Tuesday, August 22, 2006

How to Catch Osama...Details Inside!

This'll work...honest!

First, read this, from the Indy Channel:
Author: Bin Laden Obsessed With Whitney Houston

Al-Qaida Leader Wanted To Kill Singer's Husband, Author Says

NEW YORK -- Sudanese poet and novelist Kola Boof, who claims to have been Osama bin Laden's sex slave, has written in her autobiography, "Diary of a Lost Girl," that the al-Qaida leader was obsessed with Whitney Houston.

The New York Post quoted Boof as saying bin Laden told her Houston was the most beautiful woman he'd ever seen.

Boof said he even talked about spending a lot of money to go to the U.S. and meet her.
Okay, stay with me here...we send SEAL Team 6 and/or President Palmer and the guys from The Unit to Atlanta to humanely capture Whitney Houston and Bobby Brown. If Kevin Costner is present, it would be acceptable, and perhaps desirable, to either euthanize him or charge him with the murder of JonBenet Ramsey.

Once Houston and Brown are successfully captured, a Department of Defense jet will whisk them to Kandahar region of Pakistsan, where she and her hubby will be staked out on a 20-foot tether in one of the rugged mountainous regions. A crack pipe and a pound of marijuana will be placed just out of reach of the two superstars, and the sound system previously used in Panama during the Noriega event will be connected to an iPod continually looping "I Will Always Love You" at megavolume.

I say we play our big cards here, and assemble a "hit team" consisting of Richard Marcinko, Kiefer Sutherland, Chuck Norris, that chick on "Alias," and Andre 3000 and Big Boi from OutKast.

Then we wait...


Anonymous said...

"an iPod continually looping "I Will Always Love You" at megavolume"
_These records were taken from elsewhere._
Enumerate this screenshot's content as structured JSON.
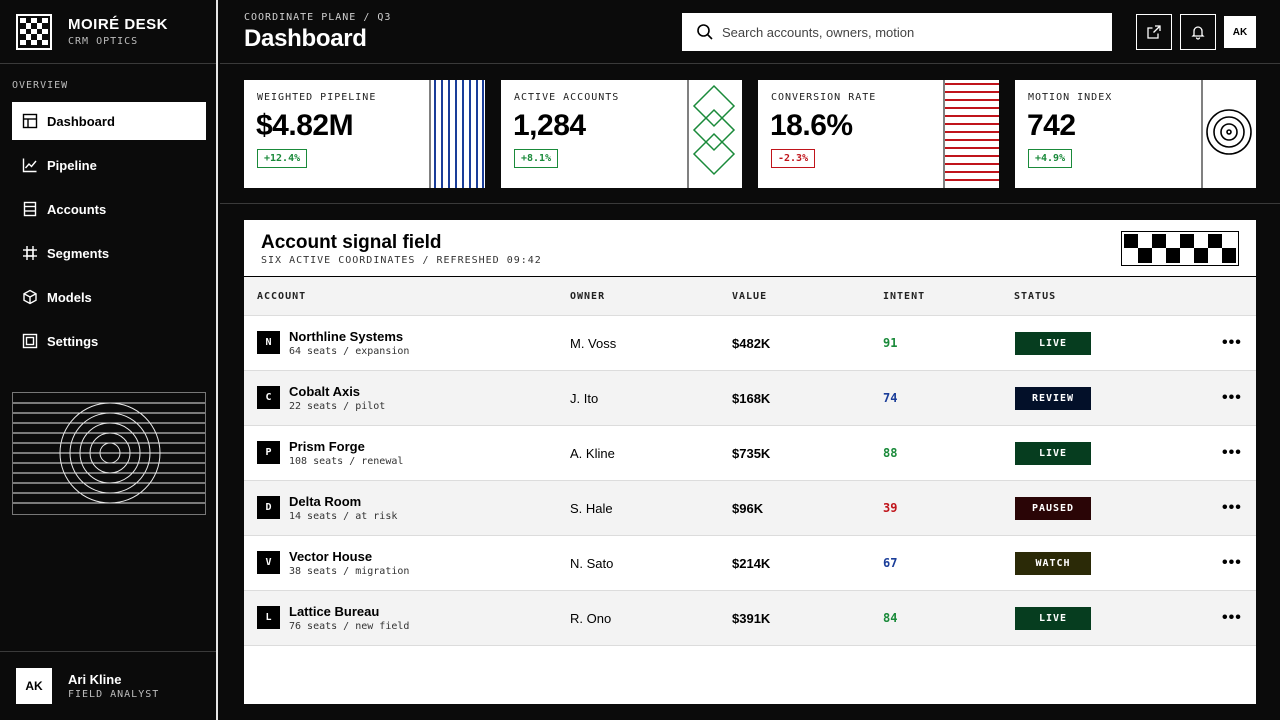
{
  "brand": {
    "title": "MOIRÉ DESK",
    "subtitle": "CRM OPTICS"
  },
  "sidebar": {
    "section": "OVERVIEW",
    "items": [
      {
        "label": "Dashboard",
        "icon": "layout-icon",
        "active": true
      },
      {
        "label": "Pipeline",
        "icon": "line-chart-icon"
      },
      {
        "label": "Accounts",
        "icon": "stack-icon"
      },
      {
        "label": "Segments",
        "icon": "grid-hash-icon"
      },
      {
        "label": "Models",
        "icon": "cube-icon"
      },
      {
        "label": "Settings",
        "icon": "square-frame-icon"
      }
    ]
  },
  "user": {
    "initials": "AK",
    "name": "Ari Kline",
    "role": "FIELD ANALYST"
  },
  "header": {
    "breadcrumb": "COORDINATE PLANE / Q3",
    "title": "Dashboard",
    "search_placeholder": "Search accounts, owners, motion",
    "avatar": "AK"
  },
  "kpis": [
    {
      "label": "WEIGHTED PIPELINE",
      "value": "$4.82M",
      "delta": "+12.4%",
      "color": "#1a8a3a"
    },
    {
      "label": "ACTIVE ACCOUNTS",
      "value": "1,284",
      "delta": "+8.1%",
      "color": "#1a8a3a"
    },
    {
      "label": "CONVERSION RATE",
      "value": "18.6%",
      "delta": "-2.3%",
      "color": "#c0141b"
    },
    {
      "label": "MOTION INDEX",
      "value": "742",
      "delta": "+4.9%",
      "color": "#1a8a3a"
    }
  ],
  "table": {
    "title": "Account signal field",
    "subtitle": "SIX ACTIVE COORDINATES / REFRESHED 09:42",
    "columns": [
      "ACCOUNT",
      "OWNER",
      "VALUE",
      "INTENT",
      "STATUS"
    ],
    "rows": [
      {
        "mark": "N",
        "name": "Northline Systems",
        "meta": "64 seats / expansion",
        "owner": "M. Voss",
        "value": "$482K",
        "intent": "91",
        "intent_color": "#1a8a3a",
        "status": "LIVE",
        "status_color": "#063d1f"
      },
      {
        "mark": "C",
        "name": "Cobalt Axis",
        "meta": "22 seats / pilot",
        "owner": "J. Ito",
        "value": "$168K",
        "intent": "74",
        "intent_color": "#1a3d99",
        "status": "REVIEW",
        "status_color": "#031029"
      },
      {
        "mark": "P",
        "name": "Prism Forge",
        "meta": "108 seats / renewal",
        "owner": "A. Kline",
        "value": "$735K",
        "intent": "88",
        "intent_color": "#1a8a3a",
        "status": "LIVE",
        "status_color": "#063d1f"
      },
      {
        "mark": "D",
        "name": "Delta Room",
        "meta": "14 seats / at risk",
        "owner": "S. Hale",
        "value": "$96K",
        "intent": "39",
        "intent_color": "#c0141b",
        "status": "PAUSED",
        "status_color": "#2a0506"
      },
      {
        "mark": "V",
        "name": "Vector House",
        "meta": "38 seats / migration",
        "owner": "N. Sato",
        "value": "$214K",
        "intent": "67",
        "intent_color": "#1a3d99",
        "status": "WATCH",
        "status_color": "#2b2a07"
      },
      {
        "mark": "L",
        "name": "Lattice Bureau",
        "meta": "76 seats / new field",
        "owner": "R. Ono",
        "value": "$391K",
        "intent": "84",
        "intent_color": "#1a8a3a",
        "status": "LIVE",
        "status_color": "#063d1f"
      }
    ]
  }
}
There are some things that the world at large just will not tolerate. This would clearly be "1st Degree Aural Assault".

Cutting off heads with a dull knife is one thing...this is makes me shudder!


Anonymous said...

Chuck Norris needs no help- Chuck's tears can cure Cancer- problem is Chuck Norris is to manly to cry. Now Captain Kirk on the other hand could give Osama a flying jump kick.

Anonymous said...

For what it is worth, I agree on the Kevin Costner thing. You could always use the Waterworld defense if brought before an international tribunal.